Читаем Иван Грозный — многоликий тиран? полностью

И тут Иван придумал дело небывалое — созвать Земской Собор, думу из выборных людей всей Земли Русской. Зря потом Курбский взял грех на душу и объявил на весь свет, что это будто бы он предложил, что царь должен искать совета не только у своих бояр, но у всенародных человеков, и Иван поступил по слову его. Брату в голову не могло прийти искать у кого бы то ни было совета, тем более у каких-то неведомых выборных людей, он по своей извечной подозрительности никаким посторонним советам не доверял и норовил сделать наоборот. Да и кто, кроме него, мог решиться обратиться не к Думе боярской, не к Священному Собору, а напрямую к народу русскому, ведь только для него все люди были едины, как дети родные. Вот некоторые говорили потом: не дети любимые, а холопы. Пусть холопы, на то он и самодержец Божьим провидением. Главное, что все равны пред лицом его и все в подчинении равно любимы.

К назначенному сроку потянулись в Москву люди лучшие из всех городов, из всех областей, со всех концов Земли Русской. Вотчинники, бояре, наместники, воеводы, дьяки, дети боярские, было трое и из купцов. Вместе с епископами и двором набралось немногим менее царских невест, так что даже Грановитая палата оказалась мала, посему установили собрать Собор на Троицкой площади перед Кремлем, благо погода была солнечная и теплая. Торговцев всех разогнали, Лобное место устлали коврами и установили кресло резное, затейливое для царя, напротив поставили ряд кресел обыкновенных для первейших людей и святителей, затем несколько рядов лавок для бояр, остальной же простой люд, дети боярские, дьяки и чины дворцовые, простояли все время Собора.

Там, в толпе, узрели мы с Андреем Курбским Сильвестра.

— Ишь, скромник, — шепнул мне на ухо Курбский, когда мы опустились в кресла, — стоит в сторонке, как будто не имеет ко всему этому никакого отношения. А ведь по его заслугам место ему рядом с нами. Но предпочитает оставаться простым протопопом, уничижение паче гордости. Все мог бы получить, ему Иван твердо обещал в будущем место митрополита, лишь постриг прими. Не захотел. Ничего, говорит, мне не надо, ни злата, ни чинов, ни белого клобука! Господь судил мне, недостойному, — очень похоже передразнил Курбский Сильвестра, так что я даже прыснул смешком в кулак, — помочь тебе, царь, утвердить твою власть и устроить всю землю нашу. А как свершится это, уйду я, смиренный, в монастырь, Бога молить за тебя и за весь народ христианский, — тут Курбский усмехнулся, — а ведь он взаправду верит, что только его молитвы до Бога дойдут и только ими весь народ христианский спасется.

Всегда он был язвой! Да и то я заметил, что люди ратные попов не жалуют. В Бога веруют истово, им в их службе без этого нельзя, но вот слуг Божьих не любят.
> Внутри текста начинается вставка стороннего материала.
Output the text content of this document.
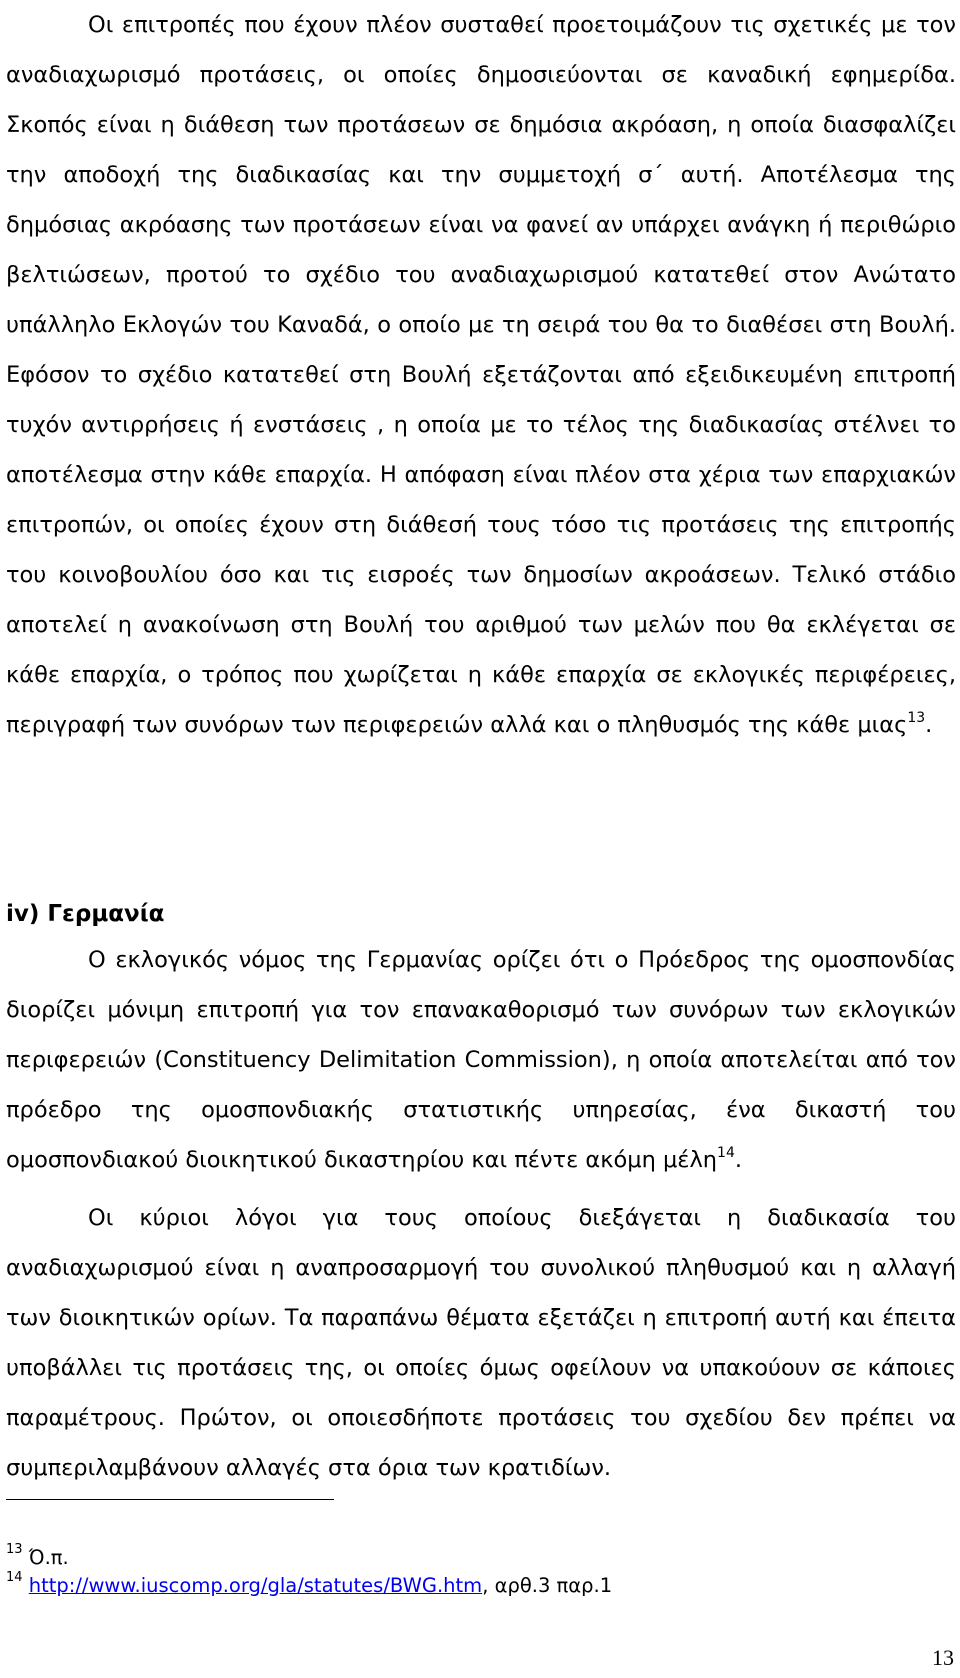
Οι επιτροπές που έχουν πλέον συσταθεί προετοιμάζουν τις σχετικές με τον αναδιαχωρισμό προτάσεις, οι οποίες δημοσιεύονται σε καναδική εφημερίδα. Σκοπός είναι η διάθεση των προτάσεων σε δημόσια ακρόαση, η οποία διασφαλίζει την αποδοχή της διαδικασίας και την συμμετοχή σ΄ αυτή. Αποτέλεσμα της δημόσιας ακρόασης των προτάσεων είναι να φανεί αν υπάρχει ανάγκη ή περιθώριο βελτιώσεων, προτού το σχέδιο του αναδιαχωρισμού κατατεθεί στον Ανώτατο υπάλληλο Εκλογών του Καναδά, ο οποίο με τη σειρά του θα το διαθέσει στη Βουλή. Εφόσον το σχέδιο κατατεθεί στη Βουλή εξετάζονται από εξειδικευμένη επιτροπή τυχόν αντιρρήσεις ή ενστάσεις , η οποία με το τέλος της διαδικασίας στέλνει το αποτέλεσμα στην κάθε επαρχία. Η απόφαση είναι πλέον στα χέρια των επαρχιακών επιτροπών, οι οποίες έχουν στη διάθεσή τους τόσο τις προτάσεις της επιτροπής του κοινοβουλίου όσο και τις εισροές των δημοσίων ακροάσεων. Τελικό στάδιο αποτελεί η ανακοίνωση στη Βουλή του αριθμού των μελών που θα εκλέγεται σε κάθε επαρχία, ο τρόπος που χωρίζεται η κάθε επαρχία σε εκλογικές περιφέρειες, περιγραφή των συνόρων των περιφερειών αλλά και ο πληθυσμός της κάθε μιας$^{13}$.

iv) Γερμανία

Ο εκλογικός νόμος της Γερμανίας ορίζει ότι ο Πρόεδρος της ομοσπονδίας διορίζει μόνιμη επιτροπή για τον επανακαθορισμό των συνόρων των εκλογικών περιφερειών (Constituency Delimitation Commission), η οποία αποτελείται από τον πρόεδρο της ομοσπονδιακής στατιστικής υπηρεσίας, ένα δικαστή του ομοσπονδιακού διοικητικού δικαστηρίου και πέντε ακόμη μέλη$^{14}$.

Οι κύριοι λόγοι για τους οποίους διεξάγεται η διαδικασία του αναδιαχωρισμού είναι η αναπροσαρμογή του συνολικού πληθυσμού και η αλλαγή των διοικητικών ορίων. Τα παραπάνω θέματα εξετάζει η επιτροπή αυτή και έπειτα υποβάλλει τις προτάσεις της, οι οποίες όμως οφείλουν να υπακούουν σε κάποιες παραμέτρους. Πρώτον, οι οποιεσδήποτε προτάσεις του σχεδίου δεν πρέπει να συμπεριλαμβάνουν αλλαγές στα όρια των κρατιδίων.

$^{13}$ Ό.π.

$^{14}$ http://www.iuscomp.org/gla/statutes/BWG.htm, αρθ.3 παρ.1

13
Я, конечно, тогда с Курбским не согласился, но с тех пор стал на Сильвестра немного по-другому смотреть и примечать эту все возгорающуюся в нем гордость и какое-то даже мессианство.

Между тем Иван в полном облачении царском в сопровождении митрополита вышел из Кремля и прошел к Лобному месту. А как отслужили молебен, поклонился он глубоко Макарию и, глядя на него, начал свою речь:

— О, владыко! К тебе первейшему обращаюсь я. Благослови меня в чистых моих намерениях, будь мне поборником в планах моих великих во славу Земли Русской и всего православного христианского. А ты, народ православный, — тут Иван перевел взгляд на задние стоящие ряды поверх сидящих, — внемли слову моему царскому, разумей его и делай по нему. Знаете вы, что с малолетства остался я, горемычный, сиротой, после отца — четырех лет, а после матери, невинно изведенной, — восьми. Росли мы с братом единственным в небрежении и забвении, в слезах и обидах, бывало, досыта и не ели. Бояре сильные ни обо мне, ни о державе нашей не радели, а лишь о своем прибытке. Сами себе саны и почести нашим именем присвоили, земли и угодья наши к своим вотчинам приписали, а что осталось, раздарили кому хотели. Казну царскую богатую, стараниями деда и отца нашего собранную, разворовали, шубы на себя надели, посуду золотую перечеканили, монеты в кладовые свои ссыпали.

Я слушал со слезами на глазах, хоть и знал, что это обычный Иванов приступ к делу. Ему для риторского вдохновения обязательно надо было растравить раны, а лучше напоминания о незаживающей детской обиде для этого ничего не было. Он, конечно, по обычаю своему перед тем Собором постился несколько дней и молился усердно, и в грехах каялся, но то все было для просветления мысли, а вот для бойкости языка ему потребно было разлитие желчи.